Problem: ClickHouse won't start

• Check: docker logs xrp-watchdog-clickhouse
• Solution: Verify Docker has sufficient resources and data volumes exist

Service URLs

• Production Dashboard: https://xrp-watchdog.grapedrop.xyz
• Local Grafana: http://localhost:3002
• ClickHouse HTTP: http://localhost:8123
• ClickHouse Native: localhost:9000

Known Limitations

1. Historical Data: System only analyzes trades from collection start date
2. Cross-Chain Activity: Only monitors XRP Ledger DEX (not CEXs or other chains)
3. False Positives: Legitimate low-liquidity tokens may score high
4. Real-time Detection: 5-minute delay between trade execution and detection
5. Burst Scoring: Requires multiple trades; single large trades not detected

Roadmap

Completed

• ✅ Basic trade collection from XRP Ledger
• ✅ Risk scoring algorithm v1.0 (linear scaling)
• ✅ Risk scoring algorithm v2.0 (logarithmic scaling + burst detection)
• ✅ Grafana dashboard with educational content
• ✅ Token whitelisting system
• ✅ Automated 5-minute collection
• ✅ Account-level tracking

Future Enhancements

• Historical risk score tracking (time series)
• Alert system (email/Slack notifications for high-risk tokens)
• Network graph visualization (account clustering)
• ML-based anomaly detection
• API for programmatic access
• Multi-chain support (Ethereum DEX, etc.)
• Advanced pattern recognition (coordinated trading across tokens)

Contributing

This is currently a personal monitoring project.
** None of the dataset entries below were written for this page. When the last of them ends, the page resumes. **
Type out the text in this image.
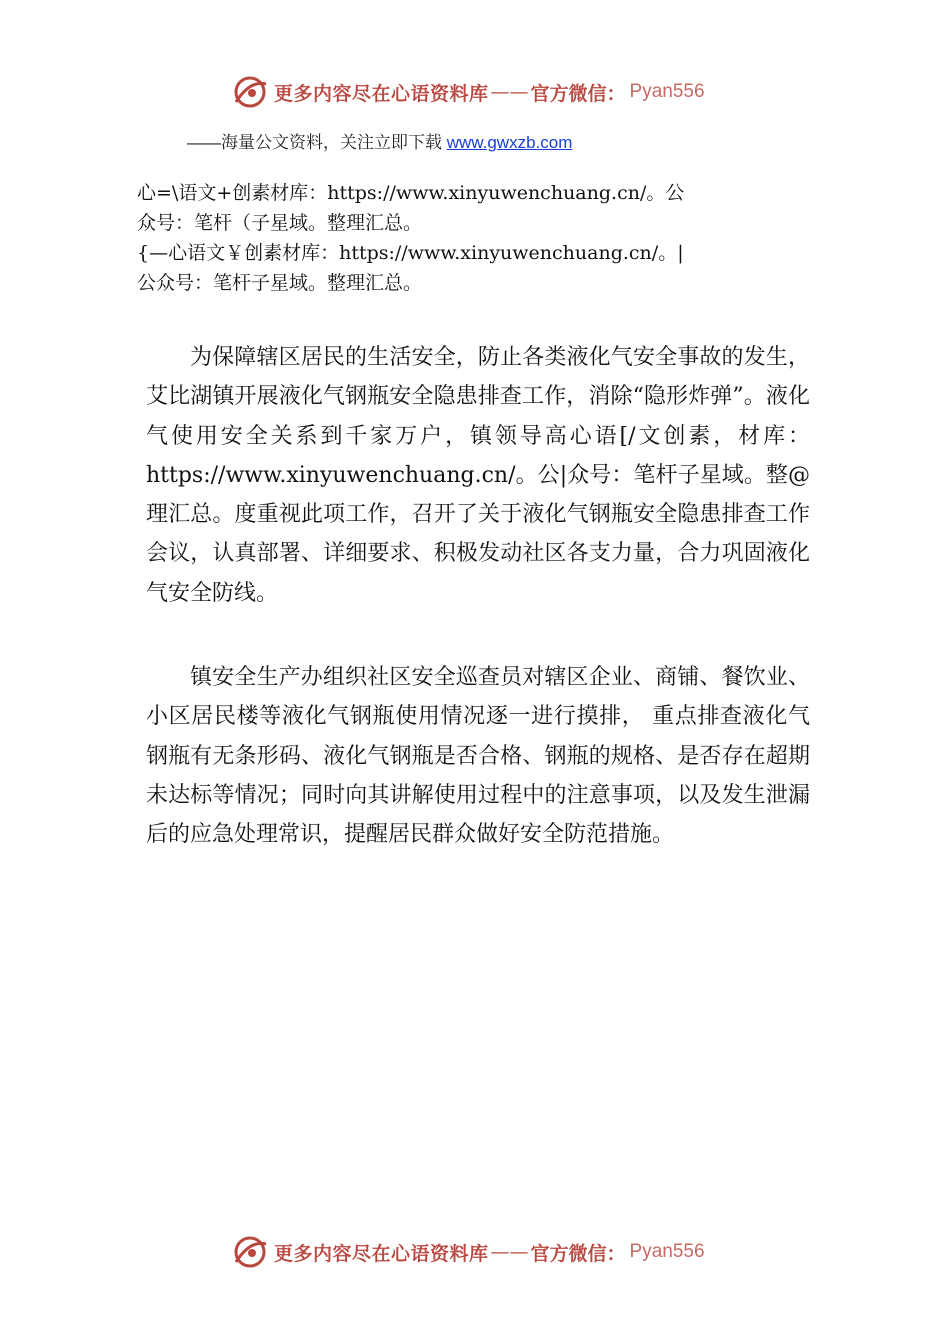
更多内容尽在心语资料库 —— 官方微信： Pyan556
——海量公文资料，关注立即下载 www.gwxzb.com

心=\语文+创素材库：https://www.xinyuwenchuang.cn/。公

众号：笔杆（子星域。整理汇总。

{—心语文￥创素材库：https://www.xinyuwenchuang.cn/。|

公众号：笔杆子星域。整理汇总。

为保障辖区居民的生活安全，防止各类液化气安全事故的发生，艾比湖镇开展液化气钢瓶安全隐患排查工作，消除“隐形炸弹”。液化气使用安全关系到千家万户，镇领导高心语[/文创素，材库：https://www.xinyuwenchuang.cn/。公|众号：笔杆子星域。整@理汇总。度重视此项工作，召开了关于液化气钢瓶安全隐患排查工作会议，认真部署、详细要求、积极发动社区各支力量，合力巩固液化气安全防线。

镇安全生产办组织社区安全巡查员对辖区企业、商铺、餐饮业、小区居民楼等液化气钢瓶使用情况逐一进行摸排， 重点排查液化气钢瓶有无条形码、液化气钢瓶是否合格、钢瓶的规格、是否存在超期未达标等情况；同时向其讲解使用过程中的注意事项，以及发生泄漏后的应急处理常识，提醒居民群众做好安全防范措施。

更多内容尽在心语资料库 —— 官方微信： Pyan556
If you'd like to contribute:

1. Fork the repository
2. Create a feature branch
3. Make your changes with clear commit messages
4. Test thoroughly
5. Submit a pull request

License

MIT License - see LICENSE file for details

Acknowledgments

• XRP Ledger Foundation - For excellent documentation and RPC infrastructure
• ClickHouse - For blazing-fast analytical database
• Grafana - For beautiful visualization capabilities
• XRPL Community - For insights into DEX manipulation patterns

Contact

For questions, issues, or suggestions, please open a GitHub issue.

---

Disclaimer: This tool is for educational and research purposes. It detects potential manipulation patterns and should not be used as the sole basis for trading decisions. Always conduct thorough research before trading any token.